Research Paper Volume 11, Issue 21 pp 9643—9660
Oncogenic USP22 supports gastric cancer growth and metastasis by activating c-Myc/NAMPT/SIRT1-dependent FOXO1 and YAP signaling
- 1 Jujube Scientific Research and Applied Center, Life Science College, Luoyang Normal University, Luoyang, Henan 471934, China
- 2 Centre of Inflammation and Cancer Research, 150th Central Hospital of PLA, Luoyang, Henan 471031, China
- 3 Department of Pathology, 150th Central Hospital of PLA, Luoyang, Henan 471031, China
- 4 State Key Laboratory of Cancer Biology, Department of Immunology, Fourth Military Medical University, Xi’an, Shaanxi 710032, China
- 5 State Key Laboratory of Cancer Biology, Department of Biochemistry and Molecular Biology, Fourth Military Medical University, Xi’an, Shaanxi 710032, China
received: August 13, 2019 ; accepted: October 26, 2019 ; published: November 4, 2019 ;https://doi.org/10.18632/aging.102410
How to Cite
Copyright © 2019 Liu et al. This is an open-access article distributed under the terms of the Creative Commons Attribution License (CC BY 3.0), which permits unrestricted use, distribution, and reproduction in any medium, provided the original author and source are credited.
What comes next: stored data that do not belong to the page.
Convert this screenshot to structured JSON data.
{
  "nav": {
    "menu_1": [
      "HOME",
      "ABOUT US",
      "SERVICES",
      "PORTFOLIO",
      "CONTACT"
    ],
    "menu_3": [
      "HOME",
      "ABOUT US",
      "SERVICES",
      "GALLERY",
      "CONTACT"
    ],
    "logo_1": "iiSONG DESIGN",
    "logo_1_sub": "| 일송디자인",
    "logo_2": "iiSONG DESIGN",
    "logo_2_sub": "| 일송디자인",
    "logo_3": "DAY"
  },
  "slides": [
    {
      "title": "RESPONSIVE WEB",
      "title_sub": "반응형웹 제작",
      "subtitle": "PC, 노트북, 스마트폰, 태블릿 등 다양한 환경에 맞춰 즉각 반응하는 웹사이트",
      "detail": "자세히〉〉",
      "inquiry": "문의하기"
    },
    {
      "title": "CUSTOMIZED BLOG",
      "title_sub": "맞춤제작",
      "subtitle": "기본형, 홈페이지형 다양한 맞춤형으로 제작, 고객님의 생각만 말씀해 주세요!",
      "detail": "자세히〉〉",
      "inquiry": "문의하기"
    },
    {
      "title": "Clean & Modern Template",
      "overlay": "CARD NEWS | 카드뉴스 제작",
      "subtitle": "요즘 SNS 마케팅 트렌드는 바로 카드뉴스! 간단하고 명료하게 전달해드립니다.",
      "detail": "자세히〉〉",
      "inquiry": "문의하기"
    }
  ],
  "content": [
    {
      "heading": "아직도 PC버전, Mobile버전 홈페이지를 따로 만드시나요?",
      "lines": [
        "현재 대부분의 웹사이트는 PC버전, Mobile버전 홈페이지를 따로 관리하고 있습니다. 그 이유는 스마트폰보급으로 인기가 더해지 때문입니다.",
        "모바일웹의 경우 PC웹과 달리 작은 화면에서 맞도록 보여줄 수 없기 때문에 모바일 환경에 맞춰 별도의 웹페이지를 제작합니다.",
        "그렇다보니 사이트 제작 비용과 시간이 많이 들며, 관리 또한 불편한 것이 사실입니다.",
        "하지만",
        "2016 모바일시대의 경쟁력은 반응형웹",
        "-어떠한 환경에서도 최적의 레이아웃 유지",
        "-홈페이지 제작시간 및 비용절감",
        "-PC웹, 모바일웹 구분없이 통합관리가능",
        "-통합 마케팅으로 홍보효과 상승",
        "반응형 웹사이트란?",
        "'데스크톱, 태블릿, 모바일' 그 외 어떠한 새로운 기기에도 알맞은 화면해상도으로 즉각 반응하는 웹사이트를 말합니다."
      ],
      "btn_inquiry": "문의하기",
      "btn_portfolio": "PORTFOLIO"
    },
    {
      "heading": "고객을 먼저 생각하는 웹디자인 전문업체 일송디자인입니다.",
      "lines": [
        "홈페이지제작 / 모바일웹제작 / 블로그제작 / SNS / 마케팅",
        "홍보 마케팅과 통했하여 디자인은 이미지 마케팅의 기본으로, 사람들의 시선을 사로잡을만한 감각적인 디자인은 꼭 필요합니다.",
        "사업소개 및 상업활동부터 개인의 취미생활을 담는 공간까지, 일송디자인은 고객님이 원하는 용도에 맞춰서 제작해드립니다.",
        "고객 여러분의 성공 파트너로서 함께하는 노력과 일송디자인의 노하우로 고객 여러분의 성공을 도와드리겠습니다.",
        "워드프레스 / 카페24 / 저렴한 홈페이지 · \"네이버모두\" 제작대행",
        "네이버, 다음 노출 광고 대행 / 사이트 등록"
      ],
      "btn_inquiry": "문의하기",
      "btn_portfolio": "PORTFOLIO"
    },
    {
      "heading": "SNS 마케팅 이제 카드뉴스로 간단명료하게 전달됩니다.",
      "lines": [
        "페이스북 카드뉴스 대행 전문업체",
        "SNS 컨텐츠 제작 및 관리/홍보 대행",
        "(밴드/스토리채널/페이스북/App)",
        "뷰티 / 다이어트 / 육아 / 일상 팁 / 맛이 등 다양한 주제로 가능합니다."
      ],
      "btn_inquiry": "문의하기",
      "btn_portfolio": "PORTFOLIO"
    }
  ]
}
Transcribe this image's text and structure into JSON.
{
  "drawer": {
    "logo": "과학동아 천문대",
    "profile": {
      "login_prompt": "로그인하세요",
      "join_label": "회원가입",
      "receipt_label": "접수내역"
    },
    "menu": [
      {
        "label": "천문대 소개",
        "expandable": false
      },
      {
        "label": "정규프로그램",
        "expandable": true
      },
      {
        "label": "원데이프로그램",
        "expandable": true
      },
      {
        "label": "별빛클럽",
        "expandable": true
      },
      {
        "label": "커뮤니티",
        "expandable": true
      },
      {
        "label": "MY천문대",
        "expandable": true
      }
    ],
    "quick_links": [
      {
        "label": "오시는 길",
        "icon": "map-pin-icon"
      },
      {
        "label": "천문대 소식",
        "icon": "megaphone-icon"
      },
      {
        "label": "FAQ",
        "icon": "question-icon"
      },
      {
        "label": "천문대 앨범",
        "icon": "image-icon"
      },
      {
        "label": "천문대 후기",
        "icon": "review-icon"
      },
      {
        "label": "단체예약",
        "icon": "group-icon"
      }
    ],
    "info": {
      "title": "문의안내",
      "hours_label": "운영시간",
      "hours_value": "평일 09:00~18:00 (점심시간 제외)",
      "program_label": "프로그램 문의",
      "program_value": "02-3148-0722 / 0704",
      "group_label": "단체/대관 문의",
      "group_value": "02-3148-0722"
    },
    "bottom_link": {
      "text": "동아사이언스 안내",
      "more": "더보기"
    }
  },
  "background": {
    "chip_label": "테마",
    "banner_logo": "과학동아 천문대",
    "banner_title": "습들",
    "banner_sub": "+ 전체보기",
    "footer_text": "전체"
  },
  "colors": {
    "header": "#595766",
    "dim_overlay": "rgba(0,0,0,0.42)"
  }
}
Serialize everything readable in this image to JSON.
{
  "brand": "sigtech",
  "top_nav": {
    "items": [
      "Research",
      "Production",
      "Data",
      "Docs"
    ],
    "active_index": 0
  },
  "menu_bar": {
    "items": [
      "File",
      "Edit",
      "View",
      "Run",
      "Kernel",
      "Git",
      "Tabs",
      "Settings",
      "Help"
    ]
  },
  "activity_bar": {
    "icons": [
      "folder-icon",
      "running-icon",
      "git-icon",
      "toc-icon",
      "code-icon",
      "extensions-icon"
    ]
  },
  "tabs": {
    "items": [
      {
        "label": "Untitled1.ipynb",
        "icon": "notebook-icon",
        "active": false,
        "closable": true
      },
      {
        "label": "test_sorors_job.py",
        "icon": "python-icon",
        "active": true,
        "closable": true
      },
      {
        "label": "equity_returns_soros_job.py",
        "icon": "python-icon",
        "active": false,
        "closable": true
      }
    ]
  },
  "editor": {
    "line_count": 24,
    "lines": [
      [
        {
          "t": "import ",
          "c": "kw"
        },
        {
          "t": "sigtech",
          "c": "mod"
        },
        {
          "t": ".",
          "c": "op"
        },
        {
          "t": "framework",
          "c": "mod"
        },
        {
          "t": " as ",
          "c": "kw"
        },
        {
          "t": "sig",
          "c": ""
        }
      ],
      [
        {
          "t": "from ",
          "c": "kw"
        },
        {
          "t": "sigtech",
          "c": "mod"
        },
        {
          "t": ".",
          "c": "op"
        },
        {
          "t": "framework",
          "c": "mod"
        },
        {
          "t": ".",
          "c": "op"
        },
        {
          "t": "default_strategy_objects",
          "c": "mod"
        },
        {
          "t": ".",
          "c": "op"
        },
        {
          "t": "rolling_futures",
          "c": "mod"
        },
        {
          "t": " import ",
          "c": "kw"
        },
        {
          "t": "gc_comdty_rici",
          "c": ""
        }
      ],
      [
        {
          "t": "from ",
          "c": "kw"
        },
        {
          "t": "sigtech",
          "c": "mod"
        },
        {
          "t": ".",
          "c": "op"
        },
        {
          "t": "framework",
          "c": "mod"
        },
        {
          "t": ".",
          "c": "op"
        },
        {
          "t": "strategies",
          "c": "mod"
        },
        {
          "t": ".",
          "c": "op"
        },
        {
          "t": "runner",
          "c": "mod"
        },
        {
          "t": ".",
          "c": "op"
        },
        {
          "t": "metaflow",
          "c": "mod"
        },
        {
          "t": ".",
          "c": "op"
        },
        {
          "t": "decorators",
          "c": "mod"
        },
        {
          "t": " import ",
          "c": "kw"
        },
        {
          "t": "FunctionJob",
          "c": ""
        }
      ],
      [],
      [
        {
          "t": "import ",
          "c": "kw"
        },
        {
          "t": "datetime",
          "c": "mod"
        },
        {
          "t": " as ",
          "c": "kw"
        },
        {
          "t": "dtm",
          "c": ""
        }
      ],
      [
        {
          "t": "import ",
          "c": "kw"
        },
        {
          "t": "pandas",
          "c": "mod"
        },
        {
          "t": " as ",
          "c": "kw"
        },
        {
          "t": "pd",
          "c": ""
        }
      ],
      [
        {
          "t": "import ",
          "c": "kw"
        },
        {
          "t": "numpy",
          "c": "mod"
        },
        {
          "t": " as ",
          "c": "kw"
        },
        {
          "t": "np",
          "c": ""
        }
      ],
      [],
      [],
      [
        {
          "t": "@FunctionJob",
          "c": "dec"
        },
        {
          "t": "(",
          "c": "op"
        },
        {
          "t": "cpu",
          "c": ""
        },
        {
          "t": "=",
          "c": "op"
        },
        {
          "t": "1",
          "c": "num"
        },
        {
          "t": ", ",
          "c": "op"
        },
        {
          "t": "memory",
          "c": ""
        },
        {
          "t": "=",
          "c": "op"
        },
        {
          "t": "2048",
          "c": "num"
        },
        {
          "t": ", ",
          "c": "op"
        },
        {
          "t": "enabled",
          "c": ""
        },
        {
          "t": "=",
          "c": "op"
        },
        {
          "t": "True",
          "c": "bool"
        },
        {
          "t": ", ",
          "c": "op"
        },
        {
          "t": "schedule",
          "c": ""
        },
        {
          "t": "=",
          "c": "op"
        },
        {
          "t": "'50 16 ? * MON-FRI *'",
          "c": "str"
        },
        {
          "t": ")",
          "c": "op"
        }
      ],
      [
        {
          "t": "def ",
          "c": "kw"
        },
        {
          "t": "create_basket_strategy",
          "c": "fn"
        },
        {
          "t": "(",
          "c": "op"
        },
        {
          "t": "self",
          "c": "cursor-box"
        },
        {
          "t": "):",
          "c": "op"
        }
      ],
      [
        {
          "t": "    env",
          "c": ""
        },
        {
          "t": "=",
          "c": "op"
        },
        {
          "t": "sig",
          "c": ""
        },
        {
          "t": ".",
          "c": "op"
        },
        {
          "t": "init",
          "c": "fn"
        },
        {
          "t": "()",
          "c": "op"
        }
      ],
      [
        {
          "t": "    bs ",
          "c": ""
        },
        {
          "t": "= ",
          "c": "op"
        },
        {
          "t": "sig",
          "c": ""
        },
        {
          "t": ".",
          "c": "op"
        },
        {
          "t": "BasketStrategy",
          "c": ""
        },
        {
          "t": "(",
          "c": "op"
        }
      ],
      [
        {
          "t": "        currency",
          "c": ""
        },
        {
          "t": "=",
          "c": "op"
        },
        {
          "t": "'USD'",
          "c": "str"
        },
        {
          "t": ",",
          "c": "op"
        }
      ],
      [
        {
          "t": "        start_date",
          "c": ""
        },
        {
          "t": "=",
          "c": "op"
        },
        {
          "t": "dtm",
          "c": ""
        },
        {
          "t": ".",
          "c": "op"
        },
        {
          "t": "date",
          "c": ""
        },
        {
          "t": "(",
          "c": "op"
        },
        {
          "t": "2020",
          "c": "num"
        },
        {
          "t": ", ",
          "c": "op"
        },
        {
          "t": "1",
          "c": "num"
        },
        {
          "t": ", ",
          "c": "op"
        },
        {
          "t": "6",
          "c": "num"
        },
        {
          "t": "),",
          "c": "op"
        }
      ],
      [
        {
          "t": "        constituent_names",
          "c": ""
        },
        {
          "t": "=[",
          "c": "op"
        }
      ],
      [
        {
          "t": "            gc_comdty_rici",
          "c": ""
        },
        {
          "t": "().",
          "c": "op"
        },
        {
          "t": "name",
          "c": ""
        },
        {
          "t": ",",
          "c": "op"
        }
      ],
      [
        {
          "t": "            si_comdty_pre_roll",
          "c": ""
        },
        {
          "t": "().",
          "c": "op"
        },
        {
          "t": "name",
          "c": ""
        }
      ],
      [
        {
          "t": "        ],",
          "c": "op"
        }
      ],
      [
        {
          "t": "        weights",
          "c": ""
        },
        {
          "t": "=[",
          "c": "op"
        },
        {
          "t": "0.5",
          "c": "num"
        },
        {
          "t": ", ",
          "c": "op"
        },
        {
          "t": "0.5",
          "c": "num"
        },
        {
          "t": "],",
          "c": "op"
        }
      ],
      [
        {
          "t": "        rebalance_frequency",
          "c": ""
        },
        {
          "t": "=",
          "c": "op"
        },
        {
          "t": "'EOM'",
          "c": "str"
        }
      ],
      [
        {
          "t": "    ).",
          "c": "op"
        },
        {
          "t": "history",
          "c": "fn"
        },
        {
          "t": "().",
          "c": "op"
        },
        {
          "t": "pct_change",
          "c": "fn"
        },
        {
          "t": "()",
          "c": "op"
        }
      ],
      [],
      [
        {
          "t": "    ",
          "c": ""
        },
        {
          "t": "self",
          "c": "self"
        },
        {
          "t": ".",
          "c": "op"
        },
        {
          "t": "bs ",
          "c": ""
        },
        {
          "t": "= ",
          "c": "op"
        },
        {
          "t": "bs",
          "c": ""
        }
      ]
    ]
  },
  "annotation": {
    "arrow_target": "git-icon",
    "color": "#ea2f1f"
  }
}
In this study, we investigated the role of ubiquitin-specific protease 22 (USP22) in the growth and progression of gastric cancer (GC). USP22 mRNA and protein levels were significantly higher in GC tissue samples and GC cell lines than in adjacent noncancerous tissue samples and a normal gastric mucosal epithelial cell line (GES1), respectively. USP22 knockdown significantly decreased in vitro survival, proliferation, migration, and invasiveness of GC cells compared with the controls. Western blot analysis of control and USP22-silenced GC cells showed that USP22 modulates the c-Myc/NAMPT/SIRT1-dependent FOXO1 and YAP signaling pathways. Subcutanenous injection of USP22-silenced GC cells into SCID mice generated significantly smaller xenograft tumors than did control cells. Moreover, USP22-silenced GC cells showed less lung metastasis than the controls following tail vein injection in SCID mice. In addition, high USP22 expression correlated positively with tumor size, advanced stage and metastasis, and correlated negatively with tumor differentiation and prognosis in GC patients. These results show that USP22 regulates growth and progression of GC via the c-Myc/NAMPT/SIRT1-dependent FOXO1 and YAP signaling pathways.